À chaque fois qu'il les voyait tous entassés dans ce cube métallique qui montait et descendait à longueur de journée, il pensait à un pêcheur dont le filet bien lesté plongerait au fond de l'eau pour remonter allègrement les poissons pris au piège. Un piège dont ils ne prendraient conscience que lorsqu'ils seraient sortis de leur environnement habituel...
Yélif refusait de monter dans ces cages bondées, c'était sa façon à lui de se démarquer, de contester l'enchaînement imposé. Il préférait descendre plus tard dans un ascenseur vide, et d'un sprint effréné rattraper son retard. Une petite activité physique matinale doublée d'une pointe d'extravagance.
Les premières semaines de son activité à l'hôpital, il avait souvent été convoqué par la direction pour incitation au désordre. Mais depuis, il s'était apaisé. Moins il se ferait remarquer, plus il aurait de marge de manœuvre. Il se limitait donc à des incartades sans conséquences, et donnait l'impression d'être rentré dans les rangs.
Chaque jour, le programme de travail était identique au précédent. Quatre heures de travail, suivies d'un repas frugal accompagné d'une boisson appelée K1, censée booster les équipes médicales pour les maintenir en forme jusqu'à 18 heures. Puis, comme tous les soirs, Yélif se rendrait à la salle de sport où un coach virtuel et un robot transformiste, pouvant prendre l'allure de n'importe quelle machine, se chargeraient de le muscler, de l'étirer et d'augmenter ses capacités à l'effort.
Étudiant, Yélif n'avait pas été un grand sportif, mais, à son arrivée à l'hôpital, son organisme devint rapidement dépendant des endorphines sécrétées durant les séances d'exercice. Il en avait besoin pour supporter le rythme de travail et, surtout, l'absence totale de liens sociaux.
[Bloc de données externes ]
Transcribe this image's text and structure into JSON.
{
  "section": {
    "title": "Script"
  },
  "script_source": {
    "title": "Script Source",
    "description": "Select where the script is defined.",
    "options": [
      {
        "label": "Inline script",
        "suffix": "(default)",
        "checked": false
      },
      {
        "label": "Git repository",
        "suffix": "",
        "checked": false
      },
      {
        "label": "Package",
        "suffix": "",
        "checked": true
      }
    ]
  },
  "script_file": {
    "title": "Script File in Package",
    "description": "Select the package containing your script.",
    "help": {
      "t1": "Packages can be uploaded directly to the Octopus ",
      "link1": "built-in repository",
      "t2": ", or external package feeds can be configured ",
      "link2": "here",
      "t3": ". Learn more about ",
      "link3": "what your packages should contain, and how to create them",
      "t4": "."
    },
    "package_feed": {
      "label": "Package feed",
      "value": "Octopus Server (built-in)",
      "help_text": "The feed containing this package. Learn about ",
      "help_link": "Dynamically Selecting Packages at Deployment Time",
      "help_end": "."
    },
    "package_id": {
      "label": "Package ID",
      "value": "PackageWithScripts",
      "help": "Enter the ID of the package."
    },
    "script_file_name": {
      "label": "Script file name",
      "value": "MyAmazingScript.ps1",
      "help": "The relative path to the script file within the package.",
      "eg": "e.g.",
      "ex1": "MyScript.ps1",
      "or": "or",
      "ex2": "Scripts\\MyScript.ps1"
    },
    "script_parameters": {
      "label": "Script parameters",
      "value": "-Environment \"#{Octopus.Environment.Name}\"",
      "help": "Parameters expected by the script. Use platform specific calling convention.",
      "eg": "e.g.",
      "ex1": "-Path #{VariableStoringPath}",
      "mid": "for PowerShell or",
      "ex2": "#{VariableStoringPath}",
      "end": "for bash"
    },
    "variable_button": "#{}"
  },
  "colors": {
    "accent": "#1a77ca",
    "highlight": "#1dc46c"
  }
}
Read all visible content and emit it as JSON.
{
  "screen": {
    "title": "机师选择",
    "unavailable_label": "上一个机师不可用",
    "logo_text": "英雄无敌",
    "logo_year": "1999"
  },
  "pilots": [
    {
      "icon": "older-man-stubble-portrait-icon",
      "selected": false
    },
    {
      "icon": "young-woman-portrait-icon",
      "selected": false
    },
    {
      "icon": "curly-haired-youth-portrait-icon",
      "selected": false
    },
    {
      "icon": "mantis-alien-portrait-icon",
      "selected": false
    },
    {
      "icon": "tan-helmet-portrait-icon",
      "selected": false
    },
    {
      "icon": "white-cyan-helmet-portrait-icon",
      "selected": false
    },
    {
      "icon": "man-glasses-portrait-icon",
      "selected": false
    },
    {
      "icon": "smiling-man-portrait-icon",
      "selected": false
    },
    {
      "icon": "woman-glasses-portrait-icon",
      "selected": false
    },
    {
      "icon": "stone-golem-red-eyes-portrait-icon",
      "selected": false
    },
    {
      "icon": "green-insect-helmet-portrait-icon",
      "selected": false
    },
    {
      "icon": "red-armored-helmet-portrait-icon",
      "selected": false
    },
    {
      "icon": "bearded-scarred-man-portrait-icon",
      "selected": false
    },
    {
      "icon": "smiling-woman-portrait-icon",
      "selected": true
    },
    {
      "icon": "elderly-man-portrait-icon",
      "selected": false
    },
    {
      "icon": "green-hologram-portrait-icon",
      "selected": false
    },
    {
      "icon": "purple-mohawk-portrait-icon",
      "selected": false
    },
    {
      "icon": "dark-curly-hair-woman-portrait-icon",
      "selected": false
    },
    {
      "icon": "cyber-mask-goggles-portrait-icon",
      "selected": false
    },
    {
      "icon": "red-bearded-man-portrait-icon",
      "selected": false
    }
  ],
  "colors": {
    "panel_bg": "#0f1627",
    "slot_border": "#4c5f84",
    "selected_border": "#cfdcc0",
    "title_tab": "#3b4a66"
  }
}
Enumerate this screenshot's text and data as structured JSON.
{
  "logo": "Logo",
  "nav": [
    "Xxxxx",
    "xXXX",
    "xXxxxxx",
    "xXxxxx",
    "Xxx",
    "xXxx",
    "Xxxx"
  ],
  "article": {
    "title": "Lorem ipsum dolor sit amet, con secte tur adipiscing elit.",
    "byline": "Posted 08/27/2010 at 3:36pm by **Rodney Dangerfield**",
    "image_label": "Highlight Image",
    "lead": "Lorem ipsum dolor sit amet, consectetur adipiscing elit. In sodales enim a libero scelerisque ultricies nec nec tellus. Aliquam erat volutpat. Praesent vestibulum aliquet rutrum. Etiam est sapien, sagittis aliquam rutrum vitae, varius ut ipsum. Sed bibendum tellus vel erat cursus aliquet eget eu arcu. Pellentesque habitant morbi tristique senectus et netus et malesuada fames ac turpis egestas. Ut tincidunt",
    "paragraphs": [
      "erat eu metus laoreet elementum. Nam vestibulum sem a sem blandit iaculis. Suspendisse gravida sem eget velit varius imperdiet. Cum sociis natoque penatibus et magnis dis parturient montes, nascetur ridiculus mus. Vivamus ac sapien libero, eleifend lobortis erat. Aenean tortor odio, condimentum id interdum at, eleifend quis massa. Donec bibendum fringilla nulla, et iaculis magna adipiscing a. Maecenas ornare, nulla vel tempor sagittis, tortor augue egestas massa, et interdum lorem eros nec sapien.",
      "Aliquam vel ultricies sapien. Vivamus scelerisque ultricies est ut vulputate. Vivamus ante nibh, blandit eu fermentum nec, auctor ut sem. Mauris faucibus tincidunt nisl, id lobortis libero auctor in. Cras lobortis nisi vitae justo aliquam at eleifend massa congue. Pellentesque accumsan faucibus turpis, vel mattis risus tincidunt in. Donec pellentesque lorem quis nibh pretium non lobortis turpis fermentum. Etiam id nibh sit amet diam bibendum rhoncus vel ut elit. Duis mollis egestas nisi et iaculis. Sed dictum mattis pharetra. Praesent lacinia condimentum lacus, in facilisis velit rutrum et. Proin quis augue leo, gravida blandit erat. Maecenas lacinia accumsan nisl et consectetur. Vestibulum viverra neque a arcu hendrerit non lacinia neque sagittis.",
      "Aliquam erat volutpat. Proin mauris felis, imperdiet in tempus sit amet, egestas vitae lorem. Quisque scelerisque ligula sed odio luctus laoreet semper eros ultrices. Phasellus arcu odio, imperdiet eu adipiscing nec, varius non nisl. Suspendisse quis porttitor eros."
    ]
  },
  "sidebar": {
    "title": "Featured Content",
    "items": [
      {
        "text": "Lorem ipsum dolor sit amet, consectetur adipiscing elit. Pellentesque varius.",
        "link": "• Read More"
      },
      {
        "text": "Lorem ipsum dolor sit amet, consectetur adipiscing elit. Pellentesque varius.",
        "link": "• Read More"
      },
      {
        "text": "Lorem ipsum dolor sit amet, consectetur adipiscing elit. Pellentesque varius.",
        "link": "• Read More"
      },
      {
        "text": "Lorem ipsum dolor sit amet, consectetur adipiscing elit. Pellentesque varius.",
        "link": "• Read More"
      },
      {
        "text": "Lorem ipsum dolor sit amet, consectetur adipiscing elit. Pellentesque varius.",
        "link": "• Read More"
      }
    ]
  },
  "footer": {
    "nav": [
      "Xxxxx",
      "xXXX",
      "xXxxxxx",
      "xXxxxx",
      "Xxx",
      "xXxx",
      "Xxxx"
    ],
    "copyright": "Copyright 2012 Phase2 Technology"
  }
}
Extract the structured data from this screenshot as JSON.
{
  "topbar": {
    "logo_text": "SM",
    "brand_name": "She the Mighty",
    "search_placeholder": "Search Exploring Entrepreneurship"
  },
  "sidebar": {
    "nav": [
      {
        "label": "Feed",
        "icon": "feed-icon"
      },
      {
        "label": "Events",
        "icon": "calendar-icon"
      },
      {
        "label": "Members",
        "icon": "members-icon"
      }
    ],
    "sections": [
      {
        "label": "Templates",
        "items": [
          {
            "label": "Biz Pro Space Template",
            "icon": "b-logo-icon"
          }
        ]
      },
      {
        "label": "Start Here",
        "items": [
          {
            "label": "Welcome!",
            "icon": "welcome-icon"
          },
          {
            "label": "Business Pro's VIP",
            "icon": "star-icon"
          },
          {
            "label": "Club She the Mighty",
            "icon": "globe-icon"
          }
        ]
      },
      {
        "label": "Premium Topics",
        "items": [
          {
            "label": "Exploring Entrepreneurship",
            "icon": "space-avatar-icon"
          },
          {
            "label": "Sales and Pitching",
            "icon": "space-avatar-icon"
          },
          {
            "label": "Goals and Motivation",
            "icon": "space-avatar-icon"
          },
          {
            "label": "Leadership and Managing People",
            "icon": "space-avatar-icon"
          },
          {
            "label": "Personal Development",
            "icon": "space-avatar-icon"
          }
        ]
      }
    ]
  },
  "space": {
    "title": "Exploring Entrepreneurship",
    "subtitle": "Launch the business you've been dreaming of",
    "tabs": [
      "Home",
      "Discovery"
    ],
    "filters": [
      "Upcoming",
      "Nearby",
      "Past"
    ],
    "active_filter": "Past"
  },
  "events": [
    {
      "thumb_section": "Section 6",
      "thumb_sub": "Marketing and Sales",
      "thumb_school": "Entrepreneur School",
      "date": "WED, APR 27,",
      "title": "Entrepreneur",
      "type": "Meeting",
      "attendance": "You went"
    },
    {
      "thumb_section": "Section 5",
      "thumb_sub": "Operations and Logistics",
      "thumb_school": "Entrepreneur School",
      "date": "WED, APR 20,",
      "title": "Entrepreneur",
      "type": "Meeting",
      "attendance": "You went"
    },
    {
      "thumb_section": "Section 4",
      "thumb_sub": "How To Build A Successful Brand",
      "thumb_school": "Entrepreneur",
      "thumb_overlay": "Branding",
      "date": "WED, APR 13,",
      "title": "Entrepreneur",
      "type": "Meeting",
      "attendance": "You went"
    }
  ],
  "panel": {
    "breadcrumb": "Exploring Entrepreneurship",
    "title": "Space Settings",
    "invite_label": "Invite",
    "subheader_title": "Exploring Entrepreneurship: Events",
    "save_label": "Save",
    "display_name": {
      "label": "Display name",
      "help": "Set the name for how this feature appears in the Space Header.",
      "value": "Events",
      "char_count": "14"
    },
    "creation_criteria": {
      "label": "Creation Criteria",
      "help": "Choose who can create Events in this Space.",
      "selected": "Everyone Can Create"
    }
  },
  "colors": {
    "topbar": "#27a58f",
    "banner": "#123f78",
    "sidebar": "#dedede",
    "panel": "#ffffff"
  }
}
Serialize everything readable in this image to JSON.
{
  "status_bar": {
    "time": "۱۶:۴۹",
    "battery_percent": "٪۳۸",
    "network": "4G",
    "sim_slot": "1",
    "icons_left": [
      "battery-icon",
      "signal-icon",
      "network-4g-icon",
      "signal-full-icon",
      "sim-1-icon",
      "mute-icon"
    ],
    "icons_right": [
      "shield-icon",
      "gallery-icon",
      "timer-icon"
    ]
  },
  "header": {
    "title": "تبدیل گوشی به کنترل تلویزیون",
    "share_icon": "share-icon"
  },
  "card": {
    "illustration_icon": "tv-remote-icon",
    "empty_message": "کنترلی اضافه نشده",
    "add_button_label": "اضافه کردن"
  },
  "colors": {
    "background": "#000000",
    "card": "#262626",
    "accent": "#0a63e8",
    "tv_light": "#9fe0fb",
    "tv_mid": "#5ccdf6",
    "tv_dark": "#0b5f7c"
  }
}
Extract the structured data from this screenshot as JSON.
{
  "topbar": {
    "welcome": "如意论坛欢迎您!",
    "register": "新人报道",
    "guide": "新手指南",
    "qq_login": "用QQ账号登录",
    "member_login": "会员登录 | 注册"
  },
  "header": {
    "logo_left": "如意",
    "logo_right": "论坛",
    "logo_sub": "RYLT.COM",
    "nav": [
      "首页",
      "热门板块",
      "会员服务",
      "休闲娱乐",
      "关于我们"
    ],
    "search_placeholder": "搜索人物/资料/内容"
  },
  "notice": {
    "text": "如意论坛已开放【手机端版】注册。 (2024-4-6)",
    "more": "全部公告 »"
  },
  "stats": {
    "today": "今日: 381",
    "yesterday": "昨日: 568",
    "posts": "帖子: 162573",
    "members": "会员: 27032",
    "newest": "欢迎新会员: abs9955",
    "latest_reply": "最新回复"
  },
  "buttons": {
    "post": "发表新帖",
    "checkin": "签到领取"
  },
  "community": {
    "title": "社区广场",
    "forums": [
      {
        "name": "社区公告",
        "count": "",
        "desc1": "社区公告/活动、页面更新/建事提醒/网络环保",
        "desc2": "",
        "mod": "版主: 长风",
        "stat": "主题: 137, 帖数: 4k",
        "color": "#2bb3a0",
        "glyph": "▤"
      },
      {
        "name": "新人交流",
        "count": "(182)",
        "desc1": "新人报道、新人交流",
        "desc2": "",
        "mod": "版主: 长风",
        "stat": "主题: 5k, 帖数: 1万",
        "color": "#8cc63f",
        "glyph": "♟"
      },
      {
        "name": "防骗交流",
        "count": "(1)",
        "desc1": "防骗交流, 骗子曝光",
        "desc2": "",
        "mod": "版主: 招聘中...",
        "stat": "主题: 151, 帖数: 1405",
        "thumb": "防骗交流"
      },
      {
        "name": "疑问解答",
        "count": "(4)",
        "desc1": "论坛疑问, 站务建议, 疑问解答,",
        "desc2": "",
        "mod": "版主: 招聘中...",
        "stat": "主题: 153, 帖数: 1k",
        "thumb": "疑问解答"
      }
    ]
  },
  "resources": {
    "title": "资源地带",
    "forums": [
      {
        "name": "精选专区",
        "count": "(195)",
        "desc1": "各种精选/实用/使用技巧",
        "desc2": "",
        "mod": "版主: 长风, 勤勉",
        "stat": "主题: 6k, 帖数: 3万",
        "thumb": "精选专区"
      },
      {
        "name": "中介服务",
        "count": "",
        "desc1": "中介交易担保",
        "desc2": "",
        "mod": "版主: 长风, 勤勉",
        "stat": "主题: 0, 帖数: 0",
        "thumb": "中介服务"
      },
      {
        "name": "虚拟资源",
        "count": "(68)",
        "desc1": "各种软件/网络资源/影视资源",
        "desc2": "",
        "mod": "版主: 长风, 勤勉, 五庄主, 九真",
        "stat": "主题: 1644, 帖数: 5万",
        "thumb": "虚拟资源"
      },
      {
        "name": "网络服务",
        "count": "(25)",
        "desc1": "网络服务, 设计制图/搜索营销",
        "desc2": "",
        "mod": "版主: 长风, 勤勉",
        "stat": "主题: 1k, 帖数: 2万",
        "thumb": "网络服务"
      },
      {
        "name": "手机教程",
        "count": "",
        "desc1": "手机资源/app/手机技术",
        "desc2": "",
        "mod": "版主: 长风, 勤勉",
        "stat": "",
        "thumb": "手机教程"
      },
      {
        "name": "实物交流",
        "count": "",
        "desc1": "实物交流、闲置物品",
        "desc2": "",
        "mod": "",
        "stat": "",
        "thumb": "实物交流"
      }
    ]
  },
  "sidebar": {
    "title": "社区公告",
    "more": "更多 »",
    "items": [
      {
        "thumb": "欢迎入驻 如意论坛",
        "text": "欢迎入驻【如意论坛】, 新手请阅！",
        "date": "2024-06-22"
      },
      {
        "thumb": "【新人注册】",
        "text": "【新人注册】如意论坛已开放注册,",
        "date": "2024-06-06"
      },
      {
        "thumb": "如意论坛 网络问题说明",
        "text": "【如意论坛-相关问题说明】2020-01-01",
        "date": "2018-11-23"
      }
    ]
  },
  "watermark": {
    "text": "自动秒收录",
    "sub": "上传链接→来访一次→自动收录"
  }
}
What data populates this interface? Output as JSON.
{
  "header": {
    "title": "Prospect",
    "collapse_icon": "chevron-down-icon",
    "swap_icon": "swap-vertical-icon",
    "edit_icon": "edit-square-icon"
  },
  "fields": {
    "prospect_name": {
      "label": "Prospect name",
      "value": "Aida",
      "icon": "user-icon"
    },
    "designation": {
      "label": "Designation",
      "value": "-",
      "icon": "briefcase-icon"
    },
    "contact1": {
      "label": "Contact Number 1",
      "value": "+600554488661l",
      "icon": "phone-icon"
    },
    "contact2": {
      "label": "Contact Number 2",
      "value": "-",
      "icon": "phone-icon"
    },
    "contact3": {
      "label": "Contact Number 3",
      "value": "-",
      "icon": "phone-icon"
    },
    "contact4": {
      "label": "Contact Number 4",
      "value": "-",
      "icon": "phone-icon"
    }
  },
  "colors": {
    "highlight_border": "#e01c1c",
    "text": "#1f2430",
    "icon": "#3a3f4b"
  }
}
En quelques mois, son corps s'était transformé, ses épaules s'étant fort élargies, il avait dû changer la taille de son uniforme de travail. S'il était fier de sa silhouette, il l'était encore plus de l'amélioration de ses performances et de son endurance. Il avait remarqué que les filles dans la rue, le regardaient d'un autre œil. Il était toujours surpris, car dans son environnement de travail il en était autrement : les femmes ne semblaient pas s'intéresser à lui, elles paraissaient indifférentes à tout.
À vingt heures, après une douche rapide, il retrouverait ses compagnons pour un repas accompagné d'une K2 bien chaude. Suivrait ensuite une heure de détente dans une salle commune, puis chacun regagnerait son box pour dormir.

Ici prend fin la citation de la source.